To resolve some of these issues, the Federated Repositories of Academic Material for Higher Education was created. The Federated Repositories are hoping to create a repository of learning materials for disabled students. Ideally, a member institution could contact the Federal Repository, find the content they need and have access to it instantly, removing the delay in response (and access). While the Federated Repositories of Academic Material for Higher Education received their second Andrew W. Mellon Foundation grant in the spring of 2021, they are hoping to open their services to the public soon. This is something that I will watch for our university. The ability to have a one-stop-shop for disability needs would be wonderful and an incredible time saver for the staff at the institution for which I work. I appreciate conferences like NISO Plus because they enable me to see beyond our institution. Things like the Federated Repositories are things which I would not be aware of outside of NISO Plus.

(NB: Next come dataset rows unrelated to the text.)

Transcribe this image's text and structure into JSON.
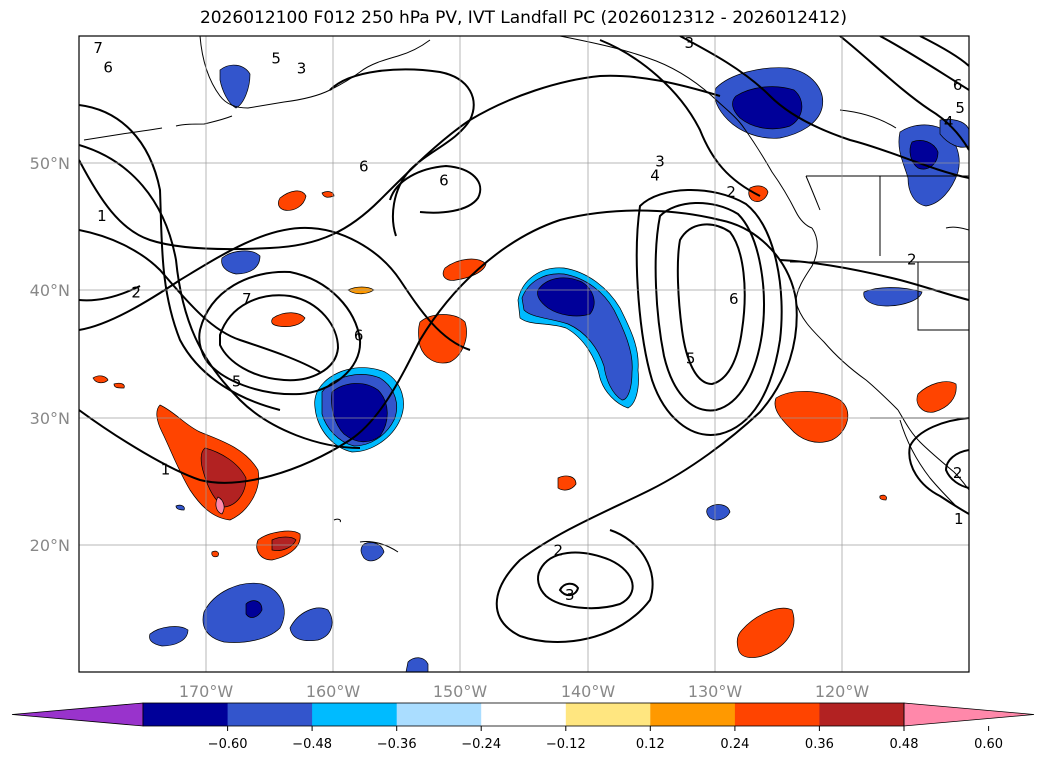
{
  "title": "2026012100 F012 250 hPa PV, IVT Landfall PC (2026012312 - 2026012412)",
  "map": {
    "lon_range": [
      -180,
      -110
    ],
    "lat_range": [
      10,
      60
    ],
    "lon_ticks": [
      -170,
      -160,
      -150,
      -140,
      -130,
      -120
    ],
    "lat_ticks": [
      20,
      30,
      40,
      50
    ],
    "lon_labels": [
      "170°W",
      "160°W",
      "150°W",
      "140°W",
      "130°W",
      "120°W"
    ],
    "lat_labels": [
      "20°N",
      "30°N",
      "40°N",
      "50°N"
    ]
  },
  "colorbar": {
    "levels": [
      "−0.60",
      "−0.48",
      "−0.36",
      "−0.24",
      "−0.12",
      "0.12",
      "0.24",
      "0.36",
      "0.48",
      "0.60"
    ],
    "colors": [
      "#9933cc",
      "#000099",
      "#3355cc",
      "#00bbff",
      "#aaddff",
      "#ffffff",
      "#ffe680",
      "#ff9900",
      "#ff4400",
      "#b22222",
      "#ff88aa"
    ]
  },
  "contour_labels": [
    {
      "text": "7",
      "lon": -178.5,
      "lat": 59
    },
    {
      "text": "6",
      "lon": -177.7,
      "lat": 57.5
    },
    {
      "text": "5",
      "lon": -164.5,
      "lat": 58.2
    },
    {
      "text": "3",
      "lon": -162.5,
      "lat": 57.4
    },
    {
      "text": "6",
      "lon": -157.6,
      "lat": 49.7
    },
    {
      "text": "6",
      "lon": -151.3,
      "lat": 48.6
    },
    {
      "text": "3",
      "lon": -134.3,
      "lat": 50.1
    },
    {
      "text": "4",
      "lon": -134.7,
      "lat": 49.0
    },
    {
      "text": "3",
      "lon": -132.0,
      "lat": 59.4
    },
    {
      "text": "1",
      "lon": -178.2,
      "lat": 45.8
    },
    {
      "text": "2",
      "lon": -175.5,
      "lat": 39.8
    },
    {
      "text": "7",
      "lon": -166.8,
      "lat": 39.3
    },
    {
      "text": "6",
      "lon": -158.0,
      "lat": 36.4
    },
    {
      "text": "5",
      "lon": -167.6,
      "lat": 32.8
    },
    {
      "text": "1",
      "lon": -173.2,
      "lat": 25.9
    },
    {
      "text": "6",
      "lon": -128.5,
      "lat": 39.3
    },
    {
      "text": "5",
      "lon": -131.9,
      "lat": 34.6
    },
    {
      "text": "2",
      "lon": -142.3,
      "lat": 19.5
    },
    {
      "text": "3",
      "lon": -141.4,
      "lat": 16.0
    },
    {
      "text": "2",
      "lon": -114.5,
      "lat": 42.4
    },
    {
      "text": "2",
      "lon": -110.9,
      "lat": 25.6
    },
    {
      "text": "1",
      "lon": -110.8,
      "lat": 22.0
    },
    {
      "text": "6",
      "lon": -110.9,
      "lat": 56.1
    },
    {
      "text": "5",
      "lon": -110.7,
      "lat": 54.3
    },
    {
      "text": "4",
      "lon": -111.6,
      "lat": 53.2
    },
    {
      "text": "2",
      "lon": -128.7,
      "lat": 47.7
    }
  ]
}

During the same presentation, Anna Lawson, Professor of Law, and Joint Director of the Centre for Disability Studies at University of Leeds, presented. She is blind and she gave a wonderful overview of how some of the components of online publications make the utilization of various reading tools (that are made to assist those with sight impediments) difficult. For example, many tools cannot differentiate between footnotes and regular text. If you think about the irregularity regarding the placement of footnotes, it makes perfect sense how even though they form a critical piece of scholarship, they can be incredibly challenging for an individual with sight impairment to read, primarily because there are no standard indicators utilized to note when the text ends and footnotes begin. Lawson noted that endnotes are much easier for a tool made to assist the sight-impaired to utilize. As an editor of a journal, this was an “aha” moment for me. It is one of those things which I have never considered before, but something easy to change with a broad impact.
As an editor of a journal, this was an “aha” moment for me. It is one of those things which I have never considered before, but something easy to change with a broad impact.
Lawson also noted that PDFs have become a familiar format for online publications. While PDFs do have strengths, they are incredibly difficult for many tools made for assisting the sight-impaired to utilize. Therefore, Lawson suggested that all journals provide the article in HTML (either instead of, or alongside the PDF).
There were many more sessions I attended. The keynotes were enriching and engaging, the closing speaker provided great insight regarding the future of research, and others presented intriguing dialog on the future of libraries and digitization. While NISO did not take any travel, it still took time from my regular responsibilities. Subsequently, I often ask myself if it was worth it? Was what I learned worth the time I lost? The answer for NISO Plus 2022 is a resounding yes. If NISO were to do anything like this again, I would attend in a heartbeat. Despite being zoomed out and a little sick of virtual conferences, the live response sessions were incredibly enriching. I am appreciative of the funding Atla provided for this.